Over the past 12 months, changes in total construction starts have been essentially flat and will remain that way through the first quarter of 2024, according to Richard Branch, Dodge Construction Network chief economist.
Differences in construction starts, however, are more pronounced when looking at individual market segments.
Nonbuilding starts were 22% higher, and nonresidential building starts gained 3%. Conversely, on a 12-month rolling basis, residential starts posted a 16% decline.
“It's really interesting to see this bifurcation in the market,” Branch said, noting that publicly funded projects like infrastructure, manufacturing, education, and healthcare are doing reasonably well. “It's that private side of the market, whether that's residential or the income property types like office and warehouse, that are doing especially weak over the last 12 months.”
In the current economic climate, interest rates remain high, and Branch forecasts that will likely remain the case until at least the summer of 2024 when he believes the Federal Reserve will start to cut rates.
“Credit standards continue to be tight and there are of course a lot of externalities facing the construction market,” he said.
There are a lot of risks whether it’s higher energy prices, enhanced geopolitical risk, or enhanced domestic risk surrounding Congress getting the appropriation bills done on time for the current fiscal year.

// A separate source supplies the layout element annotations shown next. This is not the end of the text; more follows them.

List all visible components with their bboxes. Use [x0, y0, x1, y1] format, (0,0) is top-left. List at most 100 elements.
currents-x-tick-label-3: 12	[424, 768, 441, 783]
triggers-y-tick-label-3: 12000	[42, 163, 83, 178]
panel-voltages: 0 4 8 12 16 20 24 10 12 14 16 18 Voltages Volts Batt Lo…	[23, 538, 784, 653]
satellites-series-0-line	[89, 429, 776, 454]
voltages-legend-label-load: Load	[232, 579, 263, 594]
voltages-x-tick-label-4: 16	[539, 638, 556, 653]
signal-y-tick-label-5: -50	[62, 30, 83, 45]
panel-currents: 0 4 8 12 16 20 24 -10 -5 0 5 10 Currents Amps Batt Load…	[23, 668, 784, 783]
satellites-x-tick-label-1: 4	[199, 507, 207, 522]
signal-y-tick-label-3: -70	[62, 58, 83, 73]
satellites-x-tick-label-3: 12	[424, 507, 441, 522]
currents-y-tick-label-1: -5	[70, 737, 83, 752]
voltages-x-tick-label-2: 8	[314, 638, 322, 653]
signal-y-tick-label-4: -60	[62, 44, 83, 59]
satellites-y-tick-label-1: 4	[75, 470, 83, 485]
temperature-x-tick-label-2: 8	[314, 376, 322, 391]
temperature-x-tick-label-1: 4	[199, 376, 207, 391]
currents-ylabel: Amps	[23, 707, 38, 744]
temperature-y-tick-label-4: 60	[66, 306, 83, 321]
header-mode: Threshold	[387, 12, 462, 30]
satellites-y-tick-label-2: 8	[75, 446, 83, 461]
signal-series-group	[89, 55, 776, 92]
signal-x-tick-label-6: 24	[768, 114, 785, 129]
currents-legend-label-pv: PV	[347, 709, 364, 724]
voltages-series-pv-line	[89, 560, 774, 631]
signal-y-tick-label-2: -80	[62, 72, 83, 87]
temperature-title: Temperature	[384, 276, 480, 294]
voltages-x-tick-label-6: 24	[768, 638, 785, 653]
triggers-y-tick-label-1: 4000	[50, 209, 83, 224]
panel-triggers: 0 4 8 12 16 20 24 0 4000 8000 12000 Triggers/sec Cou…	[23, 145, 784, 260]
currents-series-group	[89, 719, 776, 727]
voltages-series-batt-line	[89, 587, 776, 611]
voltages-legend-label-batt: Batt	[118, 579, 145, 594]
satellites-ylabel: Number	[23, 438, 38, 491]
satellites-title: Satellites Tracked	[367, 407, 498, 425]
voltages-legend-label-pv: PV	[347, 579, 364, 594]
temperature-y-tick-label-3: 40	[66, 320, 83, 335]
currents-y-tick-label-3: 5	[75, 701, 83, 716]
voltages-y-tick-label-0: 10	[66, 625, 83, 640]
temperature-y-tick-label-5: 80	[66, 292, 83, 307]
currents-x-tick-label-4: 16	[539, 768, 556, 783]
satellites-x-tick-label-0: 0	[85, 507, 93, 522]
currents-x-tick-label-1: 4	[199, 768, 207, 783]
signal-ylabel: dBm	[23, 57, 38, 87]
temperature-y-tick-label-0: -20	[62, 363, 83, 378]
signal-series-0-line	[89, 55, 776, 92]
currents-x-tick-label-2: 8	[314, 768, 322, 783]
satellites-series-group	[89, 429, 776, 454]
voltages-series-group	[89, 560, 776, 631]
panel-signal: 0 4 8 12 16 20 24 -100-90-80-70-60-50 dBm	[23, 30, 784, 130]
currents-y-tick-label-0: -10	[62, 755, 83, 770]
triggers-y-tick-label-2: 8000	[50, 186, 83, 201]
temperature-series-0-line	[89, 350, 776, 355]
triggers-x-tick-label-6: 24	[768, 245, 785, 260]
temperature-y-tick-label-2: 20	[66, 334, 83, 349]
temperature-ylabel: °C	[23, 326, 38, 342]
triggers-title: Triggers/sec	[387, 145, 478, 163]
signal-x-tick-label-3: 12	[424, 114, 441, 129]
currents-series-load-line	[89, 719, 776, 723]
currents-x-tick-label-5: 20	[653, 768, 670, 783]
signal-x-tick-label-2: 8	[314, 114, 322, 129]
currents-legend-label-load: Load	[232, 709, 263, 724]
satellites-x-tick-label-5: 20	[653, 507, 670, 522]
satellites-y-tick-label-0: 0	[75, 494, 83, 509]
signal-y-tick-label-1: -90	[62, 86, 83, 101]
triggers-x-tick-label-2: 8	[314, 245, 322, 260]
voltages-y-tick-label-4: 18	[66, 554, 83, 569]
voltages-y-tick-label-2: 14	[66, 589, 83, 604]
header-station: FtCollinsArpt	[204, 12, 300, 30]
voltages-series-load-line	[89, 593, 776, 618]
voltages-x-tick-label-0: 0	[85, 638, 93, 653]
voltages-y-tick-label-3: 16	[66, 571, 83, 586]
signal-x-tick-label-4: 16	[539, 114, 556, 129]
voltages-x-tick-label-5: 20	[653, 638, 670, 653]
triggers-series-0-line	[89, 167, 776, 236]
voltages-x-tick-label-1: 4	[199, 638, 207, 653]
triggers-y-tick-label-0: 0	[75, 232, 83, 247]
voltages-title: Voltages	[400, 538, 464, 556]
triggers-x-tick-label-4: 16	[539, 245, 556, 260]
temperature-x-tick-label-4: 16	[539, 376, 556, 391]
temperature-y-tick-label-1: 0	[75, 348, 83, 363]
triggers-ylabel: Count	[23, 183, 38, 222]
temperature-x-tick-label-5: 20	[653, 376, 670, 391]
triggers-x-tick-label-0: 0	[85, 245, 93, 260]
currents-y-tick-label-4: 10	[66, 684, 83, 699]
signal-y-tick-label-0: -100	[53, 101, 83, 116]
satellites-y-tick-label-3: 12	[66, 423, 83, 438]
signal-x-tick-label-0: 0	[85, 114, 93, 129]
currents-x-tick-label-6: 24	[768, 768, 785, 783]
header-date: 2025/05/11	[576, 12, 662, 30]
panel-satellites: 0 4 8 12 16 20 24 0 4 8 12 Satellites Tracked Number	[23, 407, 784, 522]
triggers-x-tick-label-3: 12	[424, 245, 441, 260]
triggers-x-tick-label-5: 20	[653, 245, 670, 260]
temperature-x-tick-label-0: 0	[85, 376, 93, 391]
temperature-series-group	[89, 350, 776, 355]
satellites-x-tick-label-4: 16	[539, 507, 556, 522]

“A return to broad-based growth in construction starts is still some time away,” Branch suggested.
Overall, he is projecting construction starts to remain flat through the end of 2023 and even into the first quarter of 2024.
“We don't expect a lot of positive momentum in the first quarter of next year,” Branch said. “Once we get into the summer of 2024, we think that that's where we'll start to build on levels, and we'll start to see some more organic growth develop in the construction sector.”
The Dodge report indicates that nonbuilding construction starts fell 9% in September to a seasonally adjusted annual rate of $345 billion.
The bulk of the loss was environmental public works starts falling 29% and highway and bridge starts dropping 15%.
However, not all sectors fell. Miscellaneous nonbuilding starts were up 4%, and utility/gas plant starts gained 14%.
Year-to-date through September, nonbuilding starts have gained 25%.
According to the Dodge report, utility/gas plants rose 58%, and miscellaneous nonbuilding starts were up 23%, highway and bridge starts gained 13%, and environmental public works were up 16%.
On a year-over-year basis, total nonbuilding starts were 22% higher than that of September 2022. Over that same 12-month period, utility/gas plant and miscellaneous nonbuilding starts rose 35% and 22%, respectively. Highway and bridge start, in addition to environmental public works starts, were both up 18% on a 12-month rolling sum basis.
In September the $4.5 billion Sun Zia transmission line across Arizona and New Mexico, the $525 million fourth phase of the Cedar Springs wind farm in Converse County, Wyoming, and the $485 million Prospect Lake Clear Water Center in Fort Lauderdale, Florida each got underway.
The Dodge report indicates that nonresidential building starts fell 4% to a seasonally adjusted annual rate of $459 billion.
Classified as office structure in the Dodge database, commercial starts rose 6% due to data center work. The remaining segments all declined including institutional at 8% and manufacturing dropping 13%.
Year-to-date through September, total nonresidential starts are down 7% from 2022.
According to the report, institutional starts gained 5%, while commercial and manufacturing starts have fallen 6% and 31%, respectively.
On a 12-month rolling analysis ending in September 2023, total nonresidential building starts were 3% higher than that ending September 2022.
While down on a month-to-month basis, commercial starts have gained 4%, institutional starts are up 8% and manufacturing is 8% lower.
Dodge reported the $2.5 billion Hyundai/SK EV battery plant in Cartersville, Georgia, a $1.1 billion prison in Elmore, Alabama, and the $1 billion Microsoft data center in Mount Pleasant, Wisconsin as some of the largest nonresidential building projects to break ground in September.
Residential building starts fell 6% in September to a seasonally adjusted annual rate of $394 billion. Single-family starts gained 1%, while multifamily starts lost 17%.
On a year-over-year analysis, residential starts were down 17% compared to 2022.
According to. the Dodge Network report, single-family starts were 19% lower, and multifamily starts were down 12% on a rolling 12-month basis.
Top-end multifamily structures breaking ground in September included the
The largest multifamily structures to break ground in September were the $385 million Phase One of the South Pier Residential Towers in Tempe, Arizona, the $275 million first phase of the Casa Bella Condominiums in Miami, Florida, and the $260 million Chapel Block mixed-use development in Philadelphia, Pennsylvania.